Mercoledì, 23 Giugno 2021
Economia

Natuzzi, siglato l'accordo: 25 milioni per il rilancio, ridotti gli esuberi

A Roma la firma dell'intesa tra azienda e sindacati: gli esuberi passano da 1.506 a 534, l'organico negli stabilimenti pugliesi e lucani sarà di 1.800 unità, con contratti di solidarietà

Investimenti per 25 milioni di euro, esuberi ridotti di circa mille unità (da 1.506 a 534), organico fissato, negli stabilimenti italiani, a 1800 unità con contratto di solidarietà. Sono i tre punti cardine dell'accordo per il rilancio della Natuzzi, firmato oggi a Roma da azienda e sindacati, alla presenza del Sottosegretario, Teresa Bellanova, di dirigenti del Mise e dei rappresentanti di Basilicata e Puglia.

In base all'accordo, Matera e a Laterza saranno fabbriche specializzate "per tipologia di prodotto" e giungeranno ciascuna al "ciclo completo di produzione dei divani". Lo stabilimento di Santeramo sarà destinato alla produzione della collezione 'Divani & Divani by Natuzzi'.
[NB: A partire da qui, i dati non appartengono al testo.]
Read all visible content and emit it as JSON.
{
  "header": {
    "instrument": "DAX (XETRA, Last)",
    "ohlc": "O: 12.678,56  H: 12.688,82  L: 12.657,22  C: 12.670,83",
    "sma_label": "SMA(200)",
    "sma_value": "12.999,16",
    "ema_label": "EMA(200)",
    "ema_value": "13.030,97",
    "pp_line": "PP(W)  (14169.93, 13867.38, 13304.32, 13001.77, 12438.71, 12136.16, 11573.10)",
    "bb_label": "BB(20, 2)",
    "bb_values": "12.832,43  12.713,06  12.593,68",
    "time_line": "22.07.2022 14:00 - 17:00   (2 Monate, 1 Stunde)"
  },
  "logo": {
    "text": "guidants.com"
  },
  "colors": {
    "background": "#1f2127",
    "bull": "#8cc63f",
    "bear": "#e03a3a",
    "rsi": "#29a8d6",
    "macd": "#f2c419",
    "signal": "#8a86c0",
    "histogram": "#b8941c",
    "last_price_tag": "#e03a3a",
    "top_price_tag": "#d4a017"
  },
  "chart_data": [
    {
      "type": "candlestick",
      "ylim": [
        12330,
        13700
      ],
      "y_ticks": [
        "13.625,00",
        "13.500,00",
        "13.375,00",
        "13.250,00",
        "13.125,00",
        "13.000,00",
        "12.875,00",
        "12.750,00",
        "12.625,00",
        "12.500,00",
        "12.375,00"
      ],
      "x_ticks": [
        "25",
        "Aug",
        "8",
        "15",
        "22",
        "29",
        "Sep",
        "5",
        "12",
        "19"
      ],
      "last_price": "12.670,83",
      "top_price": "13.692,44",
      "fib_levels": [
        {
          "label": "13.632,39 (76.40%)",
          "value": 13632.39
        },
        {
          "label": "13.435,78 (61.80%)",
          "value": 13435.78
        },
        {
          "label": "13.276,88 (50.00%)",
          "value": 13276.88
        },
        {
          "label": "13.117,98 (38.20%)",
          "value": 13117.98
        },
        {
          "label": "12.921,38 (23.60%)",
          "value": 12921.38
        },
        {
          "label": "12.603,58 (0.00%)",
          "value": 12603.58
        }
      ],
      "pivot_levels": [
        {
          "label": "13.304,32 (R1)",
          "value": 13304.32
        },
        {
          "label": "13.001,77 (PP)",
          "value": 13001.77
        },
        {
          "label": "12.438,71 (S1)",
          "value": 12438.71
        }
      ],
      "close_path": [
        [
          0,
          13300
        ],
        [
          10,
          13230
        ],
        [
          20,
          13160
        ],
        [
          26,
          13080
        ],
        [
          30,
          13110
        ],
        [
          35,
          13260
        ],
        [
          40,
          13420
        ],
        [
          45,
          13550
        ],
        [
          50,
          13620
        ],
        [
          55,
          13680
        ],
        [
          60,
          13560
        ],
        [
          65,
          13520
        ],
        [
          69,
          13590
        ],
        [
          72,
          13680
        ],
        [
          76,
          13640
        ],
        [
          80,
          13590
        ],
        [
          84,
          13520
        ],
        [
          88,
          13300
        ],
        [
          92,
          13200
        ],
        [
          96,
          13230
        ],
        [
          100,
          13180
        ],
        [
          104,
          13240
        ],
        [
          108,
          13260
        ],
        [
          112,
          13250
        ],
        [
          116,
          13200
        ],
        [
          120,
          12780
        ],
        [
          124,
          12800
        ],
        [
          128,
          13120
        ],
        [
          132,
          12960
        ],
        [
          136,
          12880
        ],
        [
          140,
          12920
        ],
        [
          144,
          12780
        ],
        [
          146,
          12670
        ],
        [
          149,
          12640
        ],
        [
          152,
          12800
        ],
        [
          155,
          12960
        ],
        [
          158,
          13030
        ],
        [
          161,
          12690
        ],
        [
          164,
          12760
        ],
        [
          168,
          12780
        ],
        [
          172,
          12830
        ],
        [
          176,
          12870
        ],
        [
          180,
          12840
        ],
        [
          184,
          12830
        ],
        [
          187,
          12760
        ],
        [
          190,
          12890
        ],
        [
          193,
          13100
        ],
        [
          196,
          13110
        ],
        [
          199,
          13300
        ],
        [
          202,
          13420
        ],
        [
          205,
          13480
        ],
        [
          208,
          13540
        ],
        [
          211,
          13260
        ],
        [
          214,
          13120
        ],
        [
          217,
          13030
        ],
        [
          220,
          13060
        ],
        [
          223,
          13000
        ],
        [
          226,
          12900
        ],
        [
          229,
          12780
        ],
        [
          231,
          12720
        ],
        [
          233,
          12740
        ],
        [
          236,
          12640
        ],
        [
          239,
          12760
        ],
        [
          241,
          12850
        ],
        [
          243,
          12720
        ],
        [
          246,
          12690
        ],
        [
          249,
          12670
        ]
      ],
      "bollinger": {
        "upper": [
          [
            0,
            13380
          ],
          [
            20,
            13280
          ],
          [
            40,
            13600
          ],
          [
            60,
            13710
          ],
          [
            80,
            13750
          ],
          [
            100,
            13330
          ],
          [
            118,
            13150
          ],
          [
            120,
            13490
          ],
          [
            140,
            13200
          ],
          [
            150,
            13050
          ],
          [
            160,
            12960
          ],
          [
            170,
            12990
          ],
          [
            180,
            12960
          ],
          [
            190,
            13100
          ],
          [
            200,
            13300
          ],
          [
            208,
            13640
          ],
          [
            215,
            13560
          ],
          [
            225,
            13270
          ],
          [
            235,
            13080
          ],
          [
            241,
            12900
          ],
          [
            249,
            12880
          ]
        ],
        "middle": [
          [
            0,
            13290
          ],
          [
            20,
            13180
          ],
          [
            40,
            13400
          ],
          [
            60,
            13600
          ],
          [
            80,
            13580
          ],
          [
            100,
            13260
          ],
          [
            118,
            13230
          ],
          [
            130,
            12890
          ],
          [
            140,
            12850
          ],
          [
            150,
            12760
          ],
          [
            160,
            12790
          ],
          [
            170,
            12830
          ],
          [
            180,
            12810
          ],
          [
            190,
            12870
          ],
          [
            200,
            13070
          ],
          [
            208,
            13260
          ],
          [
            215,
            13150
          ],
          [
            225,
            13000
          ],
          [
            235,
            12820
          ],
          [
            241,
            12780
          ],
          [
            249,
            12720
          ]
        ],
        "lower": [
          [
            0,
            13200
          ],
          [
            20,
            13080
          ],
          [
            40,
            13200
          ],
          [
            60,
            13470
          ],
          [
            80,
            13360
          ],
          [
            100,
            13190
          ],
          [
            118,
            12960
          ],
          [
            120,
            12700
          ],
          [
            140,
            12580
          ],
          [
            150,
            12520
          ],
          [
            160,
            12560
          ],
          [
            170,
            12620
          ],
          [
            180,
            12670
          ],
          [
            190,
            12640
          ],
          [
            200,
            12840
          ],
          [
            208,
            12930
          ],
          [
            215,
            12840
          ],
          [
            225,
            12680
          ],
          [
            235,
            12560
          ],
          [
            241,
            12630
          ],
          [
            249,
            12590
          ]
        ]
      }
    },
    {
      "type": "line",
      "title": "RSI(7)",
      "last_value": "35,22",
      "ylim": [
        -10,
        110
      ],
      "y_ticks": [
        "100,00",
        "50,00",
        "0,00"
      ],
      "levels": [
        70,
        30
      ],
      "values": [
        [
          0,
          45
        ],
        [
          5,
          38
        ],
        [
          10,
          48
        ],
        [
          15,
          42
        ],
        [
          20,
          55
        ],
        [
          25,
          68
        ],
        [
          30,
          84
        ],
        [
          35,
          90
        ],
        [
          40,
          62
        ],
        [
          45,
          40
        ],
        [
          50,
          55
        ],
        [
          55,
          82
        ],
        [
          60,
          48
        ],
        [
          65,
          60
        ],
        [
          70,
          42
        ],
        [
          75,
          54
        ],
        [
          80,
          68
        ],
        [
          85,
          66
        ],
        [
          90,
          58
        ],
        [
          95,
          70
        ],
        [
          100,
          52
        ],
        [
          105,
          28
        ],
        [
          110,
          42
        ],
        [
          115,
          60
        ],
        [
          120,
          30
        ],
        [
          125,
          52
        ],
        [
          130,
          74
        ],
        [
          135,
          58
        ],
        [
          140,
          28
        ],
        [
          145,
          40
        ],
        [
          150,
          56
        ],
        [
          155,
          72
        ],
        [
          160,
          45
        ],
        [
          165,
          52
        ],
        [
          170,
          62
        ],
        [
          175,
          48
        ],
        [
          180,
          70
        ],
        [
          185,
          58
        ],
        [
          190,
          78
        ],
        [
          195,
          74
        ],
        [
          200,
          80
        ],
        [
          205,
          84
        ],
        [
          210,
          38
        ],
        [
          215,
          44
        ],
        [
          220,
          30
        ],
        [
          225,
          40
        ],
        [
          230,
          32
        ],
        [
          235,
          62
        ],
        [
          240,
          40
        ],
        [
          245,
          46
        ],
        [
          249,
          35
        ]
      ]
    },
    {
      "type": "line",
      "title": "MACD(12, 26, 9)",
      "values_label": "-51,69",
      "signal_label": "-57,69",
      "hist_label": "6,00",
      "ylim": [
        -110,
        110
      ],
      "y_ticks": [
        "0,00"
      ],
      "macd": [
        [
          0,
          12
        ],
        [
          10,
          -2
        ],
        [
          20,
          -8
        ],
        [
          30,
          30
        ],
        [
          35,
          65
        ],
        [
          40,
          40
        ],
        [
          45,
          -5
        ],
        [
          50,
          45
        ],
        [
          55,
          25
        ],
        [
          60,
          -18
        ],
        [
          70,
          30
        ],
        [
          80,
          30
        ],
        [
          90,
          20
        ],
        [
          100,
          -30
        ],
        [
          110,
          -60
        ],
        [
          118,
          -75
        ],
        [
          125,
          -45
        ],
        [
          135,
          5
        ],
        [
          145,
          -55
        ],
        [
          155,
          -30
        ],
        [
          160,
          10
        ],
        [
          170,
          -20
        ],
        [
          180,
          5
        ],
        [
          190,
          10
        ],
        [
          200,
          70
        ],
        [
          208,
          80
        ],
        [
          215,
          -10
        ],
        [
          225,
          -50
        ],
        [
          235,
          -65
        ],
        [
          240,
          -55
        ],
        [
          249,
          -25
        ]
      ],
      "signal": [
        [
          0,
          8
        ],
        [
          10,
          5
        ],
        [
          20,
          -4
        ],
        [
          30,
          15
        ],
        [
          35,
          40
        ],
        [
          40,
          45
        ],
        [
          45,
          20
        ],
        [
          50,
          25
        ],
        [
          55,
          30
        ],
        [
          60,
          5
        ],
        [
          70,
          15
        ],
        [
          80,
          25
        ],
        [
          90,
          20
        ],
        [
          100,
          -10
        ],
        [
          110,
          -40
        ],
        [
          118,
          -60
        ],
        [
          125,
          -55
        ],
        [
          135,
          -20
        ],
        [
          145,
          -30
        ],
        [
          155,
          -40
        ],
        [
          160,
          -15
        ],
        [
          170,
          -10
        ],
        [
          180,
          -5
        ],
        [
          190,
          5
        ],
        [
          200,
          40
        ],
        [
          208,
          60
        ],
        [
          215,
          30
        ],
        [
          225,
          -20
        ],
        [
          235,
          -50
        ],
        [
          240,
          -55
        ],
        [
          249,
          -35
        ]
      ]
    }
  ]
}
La quota organico in Italia è fissata a 1800 lavoratori (dalle attuali 2.334 unità), che dal prossimo 2 maggio avranno il contratto di solidarietà, negli stabilimenti di Jesce 1, Jesce 2, Laterza, Santeramo e Matera. I circa 500 lavoratori in esubero saranno collocati in cassa integrazione. Cento di loro rientreranno in produzione nello stabilimento di Ginosa entro metà ottobre 2015. Dei restanti 400, 100 saranno ricollocati in newco, presumibilmente entro il 2015, mentre per circa 300 lavoratori si proseguirà nella ricerca di soluzioni occupazionali esterne e potranno accedere alla mobilità volontaria incentivata.

Per Pasquale Natuzzi, presidente e amministratore delegato del gruppo, l'accordo odierno è "il risultato di un lungo cammino, percorso da tutti gli attori della trattativa all'insegna della responsabilità e della fiducia reciproca. Noi vogliamo continuare a competere nel mondo ed esportare i nostri prodotti partendo dall'Italia: il Paese in cui continuiamo a credere e ad investire".

"Se l’azienda mantiene gli impegni assunti, stavolta si riparte per davvero”, commenta il segretario generale della Feneal Uil Puglia, Salvatore Bevilacqua. "I lavoratori in questa vicenda hanno fatto tutto quello che potevano per salvare il salvabile – spiega il segretario Uil – scegliendo addirittura di rimetterci di tasca propria, rinunciando alle anzianità contrattuali e ai cosiddetti ‘ROL’, per consentire all’Azienda di ripartire. Adesso non ci sono più alibi ed il rilancio non è più una chimera. Naturalmente, ci aspettiamo che ciascuna delle parti in causa faccia compiutamente il suo dovere. L’auspicio è che non si debba più parlare di crisi della Natuzzi e che il futuro sia all’insegna del lavoro, dell’occupazione e della serenità per tutti". Quello della mobilità incentivata, ha concluso Bevilacqua, "è un aspetto che ci sta particolarmente a cuore e che continueremo a seguire con grande attenzione: abbiamo infatti ribadito a chiare lettere che questi 280 lavoratori non possono e non devono diventare le vittime sacrificali di tutta questa vicenda".